Since this is part of Duquesne University’s goals, my first class was an Adult Transition Seminar (ATS); its main purpose was to wean nontraditional students into academic writing and expose us to other students with the same life priorities. From having a graceful experience in the beginning, the transitional course help smooth the transition from learning about life to learning the academic life which, indeed, transformed my attitude about higher learning.
The motivation for success did not stop with Meg Barefoot, my academic advisor; it extended onto my professors as well. For as long as I can, I will remember my Statistics professor, Professor Gamrat saying, “I’m trying to make you into better thinkers and solve problems”. I took his words and made it part of my own philosophy, so that when I graduate from Duquesne University I know I am a better thinker and skilled to solve problems. My fellow classmate, Jen Settings, can also agree to professors being a big part of nontraditional student retention.
She said, “…retaining nontraditional students, in my opinion, is selecting professors that will “fit” with the non-traditional student. The non-traditional student typically has had life experiences and career/business experiences that the traditional student likely would not have. The professor must take this into consideration and be able to appeal to the non-traditional student/audience by tweaking their lesson plans and teaching styles accordingly.”
Moreover, there’s value in simply being in a class of adults going through a similar journey. I have concluded, as a nontraditional student, that it is possible to raise a family and get your degree if you surround yourself with souls that are doing the same and have the much needed support from the institution.
I am now a Sophomore heading into my Junior year at Duquesne University which would not have happened without the support, the care, the understanding, the commitment, the determination, the encouraging words and welcoming that I have received from my fellow classmates, my academic advisor and professors, my family, and most importantly my faith in the Lord.
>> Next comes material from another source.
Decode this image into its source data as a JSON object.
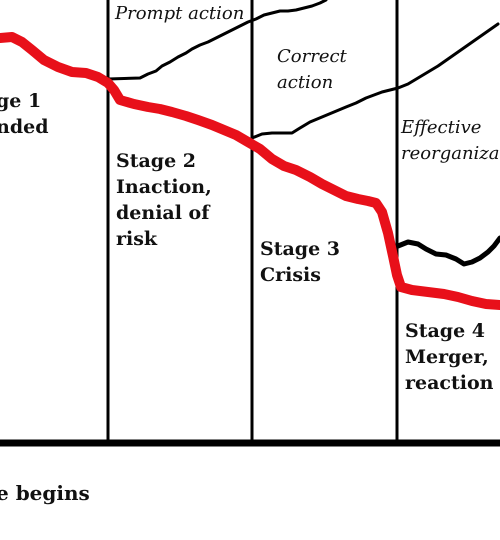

If any of the above characters and characteristics are missing then I must begin to search for the same learning support that has stimulated my thinking, contributed to my academic success, and kept my interest to learn. It is fundamental to any nontraditional student to gravitate to the learning support in any institution; in order, so that his or her academic learning is grounded, and adhere to a successful experience.
Author Perspective: Student
It’s interesting that the popular opinion seems to be becoming that retention is the responsibility of educators.
I agree, to an extent, but I feel a cadre of qualified, upbeat and informed student advisors makes all the difference. Even in this article you mention the impact of your advisor, Crystal!
Also, I think the idea of an Adult Transition Class is brilliant! Did you get credit for it? Did you have to pay extra?
Hi Tyrese, yes I did receive credit for the Adult Transition Seminar course. On top of that I had a wonderful professor. She is a patient, light – spoken , and very intelligent professor. She was the perfect fit for my first college class!
I’m not quit sure if I paid extra for this course, but that is an interesting question. I have to check on that.
Also, my academic advisor is very leverl-headed! She’s not “upbeat” personality unless you mean it as an encouraging kind of upbeat. That I’d say she definetly is. Most of the advisors at Duquesne are, so you are right about having an encouraging and deticated academic advisor ; it makes a world of difference for nontraditional students.